In LMICs zählt die Eindämmung der Auswirkungen des Klimawandels auf die Ernährungssicherheit zu den obersten Prioritäten und wird erhebliche Veränderungen und Investitionen in zahlreichen Bereichen erfordern. Die von CGIAR (Consultative Group on International Agricultural Research, Beratungsgruppe für Internationale Agrarforschung) und anderen Partnern durchgeführten Studien haben politischen Entscheidungsträgern geholfen, die Auswirkungen des Klimawandels auf arme Bevölkerungen besser zu verstehen, und werden bei der Erarbeitung wissenschaftlicher Studien und praktischer Lösungen für die Eindämmung der schwerwiegendsten Auswirkungen als Grundlage herangezogen.

 

"Ein veröffentlichter Bericht des IPCC (Intergovernmental Panel on Climate Change, Zwischenstaatlicher Ausschuss für Klimaänderungen) sagt einen Rückgang der globalen Ernte um zwei bis sechs Prozent pro Dekade voraus. Das sind Millionen Hektar an landwirtschaftlich nutzbarer Fläche, die jährlich aufgrund von Dürre, Hitze, Überschwemmungen, Superstürmen, Wetterschwankungen, Jahreszeitenverschiebungen, Insektenbefall und anderen Symptomen der Erderwärmung verloren gehen."
– Time Magazine, 28. August 2019

 

Trotz der Komplexität die Auswirkungen des Klimawandels auf die landwirtschaftliche Produktivität und die Ernährungssicherheit zu bestimmen besteht ein breiter Konsens darüber, dass sich die Nahrungsmittelversorgung verschlechtern wird. Die LMICs werden davon am schwersten betroffen sein, vor allem die ärmsten Bevölkerungen, und insbesondere die in Subsahara-Afrika lebenden Menschen, die immer noch 40 bis 60 Prozent ihrer Einkommen für Lebensmittel ausgeben (vier- bis fünfmal so viel wie die Verbraucher in reichen Ländern). Ein Nahrungsmittelprognosemodell des IFPRI zeigt die Erhöhung des Hungerrisikos im Jahr 2050 basierend auf langfristigen Temperatur- und Niederschlagsveränderungen an. Im Jahr 2019 litten bereits 690 Millionen Menschen (oder fast zehn Prozent der Weltbevölkerung) an Unterernährung und die Modellergebnisse legen nahe, dass in nur wenigen Jahren jährlich weitere 80 Millionen Menschen aufgrund der Auswirkungen des Klimawandels von Hunger betroffen sein könnten, mit steigender Tendenz in Richtung Jahr 2100.

 

Die Schätzungen für 2050 würden erheblich höher ausfallen, wenn lokale Wetterschocks und vom Klima verursachte Katastrophen wie Dürren, Überschwemmungen, Stürme und Waldbrände berücksichtigt worden wären, da mit einer Zunahme der Anzahl und Intensität aller dieser Faktoren zu rechnen ist.

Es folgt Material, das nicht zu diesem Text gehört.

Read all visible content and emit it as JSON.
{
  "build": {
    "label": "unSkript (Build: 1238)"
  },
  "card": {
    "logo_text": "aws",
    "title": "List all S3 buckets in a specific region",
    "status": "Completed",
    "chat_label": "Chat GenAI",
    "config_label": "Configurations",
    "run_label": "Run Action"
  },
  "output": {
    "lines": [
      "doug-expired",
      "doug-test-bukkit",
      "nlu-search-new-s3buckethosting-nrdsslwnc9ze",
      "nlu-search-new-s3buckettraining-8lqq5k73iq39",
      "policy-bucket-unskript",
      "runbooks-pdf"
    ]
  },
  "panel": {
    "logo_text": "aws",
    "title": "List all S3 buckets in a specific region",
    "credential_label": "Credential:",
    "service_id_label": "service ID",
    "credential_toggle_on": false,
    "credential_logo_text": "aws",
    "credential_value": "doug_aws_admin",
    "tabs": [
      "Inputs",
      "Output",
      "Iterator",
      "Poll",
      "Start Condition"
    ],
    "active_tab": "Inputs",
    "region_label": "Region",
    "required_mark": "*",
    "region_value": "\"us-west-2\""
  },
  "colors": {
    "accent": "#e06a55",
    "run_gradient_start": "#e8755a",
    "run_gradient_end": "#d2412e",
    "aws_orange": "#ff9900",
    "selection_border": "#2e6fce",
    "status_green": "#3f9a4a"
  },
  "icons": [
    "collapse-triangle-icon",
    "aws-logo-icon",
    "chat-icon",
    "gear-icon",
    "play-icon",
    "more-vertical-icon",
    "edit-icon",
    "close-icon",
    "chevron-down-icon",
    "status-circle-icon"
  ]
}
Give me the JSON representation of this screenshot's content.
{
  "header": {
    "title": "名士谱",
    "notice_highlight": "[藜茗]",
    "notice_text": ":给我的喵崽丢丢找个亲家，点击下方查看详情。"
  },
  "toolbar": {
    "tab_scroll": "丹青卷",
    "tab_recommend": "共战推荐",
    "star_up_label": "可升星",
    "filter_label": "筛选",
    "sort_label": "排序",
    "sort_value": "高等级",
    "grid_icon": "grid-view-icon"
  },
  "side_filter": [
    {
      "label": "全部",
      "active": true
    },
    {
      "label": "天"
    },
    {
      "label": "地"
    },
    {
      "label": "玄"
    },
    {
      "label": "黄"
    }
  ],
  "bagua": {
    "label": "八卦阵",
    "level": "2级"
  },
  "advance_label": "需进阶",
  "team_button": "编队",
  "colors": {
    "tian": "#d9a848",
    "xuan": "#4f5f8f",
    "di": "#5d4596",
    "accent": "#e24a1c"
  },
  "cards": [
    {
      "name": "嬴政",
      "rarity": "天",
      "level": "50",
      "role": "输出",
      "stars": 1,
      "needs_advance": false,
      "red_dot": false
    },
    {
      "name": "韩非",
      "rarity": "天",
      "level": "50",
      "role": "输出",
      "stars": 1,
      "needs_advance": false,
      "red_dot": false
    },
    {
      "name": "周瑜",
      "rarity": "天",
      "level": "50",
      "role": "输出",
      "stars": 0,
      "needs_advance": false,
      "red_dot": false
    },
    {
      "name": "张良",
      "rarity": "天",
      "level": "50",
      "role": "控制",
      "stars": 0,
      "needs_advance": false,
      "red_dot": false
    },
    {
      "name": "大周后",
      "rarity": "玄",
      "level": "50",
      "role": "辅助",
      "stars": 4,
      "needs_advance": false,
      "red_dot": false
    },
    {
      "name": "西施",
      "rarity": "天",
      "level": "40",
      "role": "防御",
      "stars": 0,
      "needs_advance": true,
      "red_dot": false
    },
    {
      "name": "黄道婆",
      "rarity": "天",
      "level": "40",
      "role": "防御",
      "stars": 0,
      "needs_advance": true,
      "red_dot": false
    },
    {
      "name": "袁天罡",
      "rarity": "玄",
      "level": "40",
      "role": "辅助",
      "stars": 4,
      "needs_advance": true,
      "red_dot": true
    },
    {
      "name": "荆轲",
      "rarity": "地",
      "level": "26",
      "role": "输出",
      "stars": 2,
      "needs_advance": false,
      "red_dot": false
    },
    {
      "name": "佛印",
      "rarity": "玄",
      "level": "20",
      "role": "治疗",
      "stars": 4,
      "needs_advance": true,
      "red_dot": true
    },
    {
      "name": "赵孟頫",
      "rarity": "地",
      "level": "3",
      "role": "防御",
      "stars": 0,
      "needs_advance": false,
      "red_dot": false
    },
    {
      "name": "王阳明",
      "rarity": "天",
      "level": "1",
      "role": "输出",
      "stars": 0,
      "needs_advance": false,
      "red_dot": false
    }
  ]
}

Pflanzenkrankheiten und Schädlingsbefälle, die ebenfalls zunehmend im Zusammenhang mit dem Klimawandel und der Umweltdegradation stehen, würden zu einem weiteren Anstieg der Zahlen führen. Hierzu gehören unter anderem die vor Kurzem aufgetretene Heuschreckenplage in Afrika und die Zunahme der Herbst-Heerwurm-Populationen in Afrika und Asien, jedoch auch das Auftreten zoonotischer Krankheitserreger wie Coronaviren.

 

"Diese äußerst mobilen Kreaturen können täglich 80 Meilen zurücklegen. Ihre Schwärme, die aus gut und gern 80 Millionen adulten Heuschrecken pro Quadratkilometer bestehen können, benötigen täglich dieselbe Menge an Nahrung wie ca. 35.000 Menschen."
– New York Times, 21. Februar 2020

 

Eine niedrigere Lebensmittelproduktion führt dazu, dass die Lebensmittelpreise steigen und die Lebensmittelnachfrage sinkt, da sich ärmere Menschen vor allem teurere, jedoch nährstoffreiche und für eine gute Gesundheit essenzielle Lebensmittel nicht (mehr) leisten können, zum Beispiel Milch, Eier, Fleisch, Obst und Gemüse. Bereits vor der Pandemie konnten sich 85 Prozent der Bevölkerung in Subsahara-Afrika und 76 Prozent der Bevölkerung in Südasien nicht ausreichend gesund ernähren, da ihr Einkommen angesichts der hohen Lebensmittelpreise zu niedrig war. Die Situation ist ähnlich für ärmere Menschen in anderen Regionen der Welt.

 

Unterernährung und Nährstoffmangel – der Mangel an lebenswichtigen Vitaminen und Mineralien – verursachen als direkte Folge eine Wachstumshemmung bei Kindern, die häufig zu schlechter entwickelten kognitiven Fähigkeiten, schlechteren Erwerbsmöglichkeiten im späteren Lebensverlauf, höherer Anfälligkeit für Krankheiten sowie einer erhöhten Sterblichkeitsrate führen.

 

"Laut UNICEF werden Lockdowns, die zur Eindämmung der Pandemie verhängt wurden, dieses Jahr in den armen Ländern 250 Millionen Kinder ihrer geplanten Versorgung mit Vitamin-A-Nahrungsergänzungsmitteln berauben und das Risiko vorzeitiger Todesfälle erhöhen."
– New York Times, 11. September 2020

 

Wird das Wachstum in einem sehr frühen Alter gehemmt, kann dieser Prozess normalerweise nicht mehr nachgeholt werden, was die Entstehung einer „verlorenen“ Generation zur Folge hat, die dauerhaft an der Entwicklung gehindert wurde. Um den Energiegrundbedarf abzudecken, konsumieren arme Familien mehr Grundnahrungsmittel (je nach Region Getreide oder Cassava und andere Wurzeln oder Knollen), deren Preise auf Kosten-pro-Kalorie-Basis betrachtet ebenfalls steigen, jedoch unter den Preisen für nährstoffreiche Lebensmittel bleiben werden.

 

Um diese Herausforderungen zu meistern, widmet sich die Biofortifikationsinitiative von CGIAR der Anreicherung von Nutzpflanzen, aus denen kostengünstige Lebensmittel erzeugt werden, mit essenziellen Mikronährstoffen. Dieses Projekt ist umso wichtiger, weil die für den Klimawandel verantwortlichen erhöhten CO2-Werte direkt dazu führen, dass sich der Gehalt lebenswichtiger Nährstoffe wie Eisen, Zink und Eiweiß in den wichtigsten Grundnahrungspflanzen wie Weizen, Reis, Gerste und Sojabohnen verringert.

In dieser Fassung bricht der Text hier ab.